Ancak, destekten yoksun kalma tazminatına hükmedilmesi için öncelikle ölen ile destekten yoksun kalan arasında maddi yönden düzenli ve eylemli bir yardımın varlığı gerekir. ..."nun 21.04.1982 gün, 979/4-1528 E., 412 K. sayılı kararında da belirtildiği gibi;BK.nun 45.maddesinde sözü geçen destek kavramı hukuksal bir ilişkiyi değil, eylemli bir durumu hedef tutar ve ne hısımlığa ne de nafaka hakkındaki hükümlere dayanır, sadece eylemli ve düzenli olarak geçimini kısmen veya tamamen sağlayacak şekilde yardım eden ve olayların olağan akışına göre eğer ölüm vuku bulmasaydı, az çok yakın bir gelecekte de bu yardımı sağlayacak olan kimse destek sayılır. O halde destek sayılabilmek için yardımın eylemli olması ve ölümden sonra da düzenli bir biçimde devam edeceğinin anlaşılması yeterli görülür.
Somut uyuşmazlıkta davacı ..., desteğin imam nikahlı olarak birlikte yaşadığı eşi ve desteğin oğlu davacı ..."ın annesidir. Dosya içeriğinden, davacı ile desteğin birlikte yaşadıkları, müteveffanın davacı ..."e eylemli olarak destek olduğu anlaşılmaktadır. Anılan husus sabit olmakla, mahkemece davacı ... için tespit edilecek miktarda destekten yoksun kalma tazminatına hükmedilmesi gerekirken, yanlış gerekçe ile talebin reddine karar verilmiş olması isabetli değildir.
Bozma kapsam ve nedenlerine göre davacı ... vekili ile davalı vekilinin sair temyiz itirazlarının incelenmesine şimdilik gerek görülmemiştir.

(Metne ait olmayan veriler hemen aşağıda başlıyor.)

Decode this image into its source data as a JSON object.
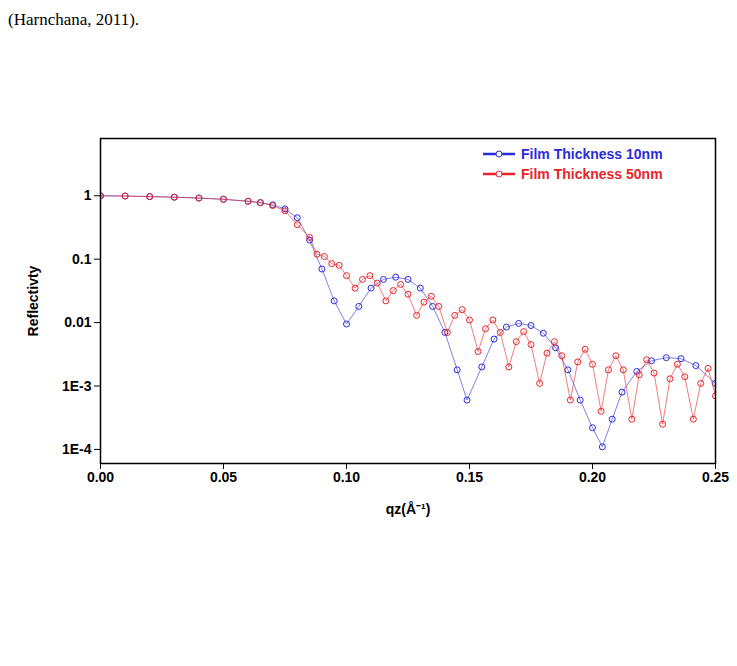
{
  "chart_data": {
    "type": "scatter",
    "caption": "(Harnchana, 2011).",
    "x_label": "qz(Å⁻¹)",
    "y_label": "Reflectivty",
    "log": "y",
    "grid": false,
    "legend": "top-right",
    "xlim": [
      0,
      0.25
    ],
    "xticks": [
      {
        "value": 0,
        "label": "0.00"
      },
      {
        "value": 0.05,
        "label": "0.05"
      },
      {
        "value": 0.1,
        "label": "0.10"
      },
      {
        "value": 0.15,
        "label": "0.15"
      },
      {
        "value": 0.2,
        "label": "0.20"
      },
      {
        "value": 0.25,
        "label": "0.25"
      }
    ],
    "ylim": [
      6e-05,
      8
    ],
    "yticks": [
      {
        "value": 0.0001,
        "label": "1E-4"
      },
      {
        "value": 0.001,
        "label": "1E-3"
      },
      0.01,
      0.1,
      1
    ],
    "series": [
      {
        "name": "Film Thickness 10nm",
        "color": "#2b2bd9",
        "marker": "circle",
        "line_style": "solid",
        "x": [
          0,
          0.01,
          0.02,
          0.03,
          0.04,
          0.05,
          0.06,
          0.065,
          0.07,
          0.075,
          0.08,
          0.085,
          0.09,
          0.095,
          0.1,
          0.105,
          0.11,
          0.115,
          0.12,
          0.125,
          0.13,
          0.135,
          0.14,
          0.145,
          0.149,
          0.155,
          0.16,
          0.165,
          0.17,
          0.175,
          0.18,
          0.185,
          0.19,
          0.195,
          0.2,
          0.204,
          0.208,
          0.212,
          0.218,
          0.224,
          0.23,
          0.236,
          0.242,
          0.25
        ],
        "values": [
          1,
          0.99,
          0.97,
          0.95,
          0.92,
          0.88,
          0.82,
          0.78,
          0.72,
          0.62,
          0.45,
          0.2,
          0.07,
          0.022,
          0.0095,
          0.018,
          0.035,
          0.048,
          0.052,
          0.048,
          0.035,
          0.018,
          0.007,
          0.0018,
          0.0006,
          0.002,
          0.0055,
          0.0085,
          0.0097,
          0.009,
          0.0068,
          0.004,
          0.0018,
          0.0006,
          0.00022,
          0.00011,
          0.0003,
          0.0008,
          0.0017,
          0.0025,
          0.0028,
          0.0027,
          0.0021,
          0.0011
        ]
      },
      {
        "name": "Film Thickness 50nm",
        "color": "#e8242a",
        "marker": "circle",
        "line_style": "solid",
        "x": [
          0,
          0.01,
          0.02,
          0.03,
          0.04,
          0.05,
          0.06,
          0.065,
          0.07,
          0.075,
          0.08,
          0.085,
          0.088,
          0.091,
          0.094,
          0.097,
          0.1,
          0.1035,
          0.1065,
          0.1095,
          0.1125,
          0.116,
          0.119,
          0.122,
          0.125,
          0.1285,
          0.1315,
          0.1345,
          0.1375,
          0.141,
          0.144,
          0.147,
          0.15,
          0.1535,
          0.1565,
          0.1595,
          0.1625,
          0.166,
          0.169,
          0.172,
          0.175,
          0.1785,
          0.1815,
          0.1845,
          0.1875,
          0.191,
          0.194,
          0.197,
          0.2,
          0.2035,
          0.2065,
          0.2095,
          0.2125,
          0.216,
          0.219,
          0.222,
          0.225,
          0.2285,
          0.2315,
          0.2345,
          0.2375,
          0.241,
          0.244,
          0.247,
          0.25
        ],
        "values": [
          1,
          0.99,
          0.97,
          0.95,
          0.92,
          0.88,
          0.82,
          0.78,
          0.7,
          0.58,
          0.35,
          0.22,
          0.12,
          0.11,
          0.085,
          0.08,
          0.055,
          0.035,
          0.048,
          0.055,
          0.042,
          0.022,
          0.032,
          0.04,
          0.028,
          0.013,
          0.021,
          0.026,
          0.018,
          0.007,
          0.013,
          0.016,
          0.011,
          0.0035,
          0.008,
          0.011,
          0.007,
          0.002,
          0.005,
          0.0072,
          0.0045,
          0.0011,
          0.0033,
          0.005,
          0.003,
          0.0006,
          0.0024,
          0.0038,
          0.0022,
          0.0004,
          0.0018,
          0.003,
          0.0018,
          0.0003,
          0.0015,
          0.0026,
          0.0016,
          0.00025,
          0.0013,
          0.0022,
          0.0014,
          0.0003,
          0.0011,
          0.0019,
          0.0007
        ]
      }
    ]
  }
}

SONUÇ: Yukarıda (1) numaralı bentte açıklanan nedenlerle davalı vekilinin, (2) numaralı bentte açıklanan nedenlerle davacı ... vekilinin temyiz itirazlarının kabulü ile hükmün BOZULMASINA, bozma kapsam ve nedenlerine göre davacı ... vekili ile davalı vekilinin sair temyiz itirazlarının incelenmesine şimdilik yer olmadığına, 1.100,00 TL vekalet ücretinin davalıdan alınarak duruşmada vekille temsil olunan davacılara verilmesine, 1.100,00 TL vekalet ücretinin davacılardan alınarak duruşmada vekille temsil olunan davalıya verilmesine, peşin alınan harcın istek halinde temyiz eden davacı ... ve davalı ... Şirketine geri verilmesine 27.1.2015 tarihinde oybirliğiyle karar verildi.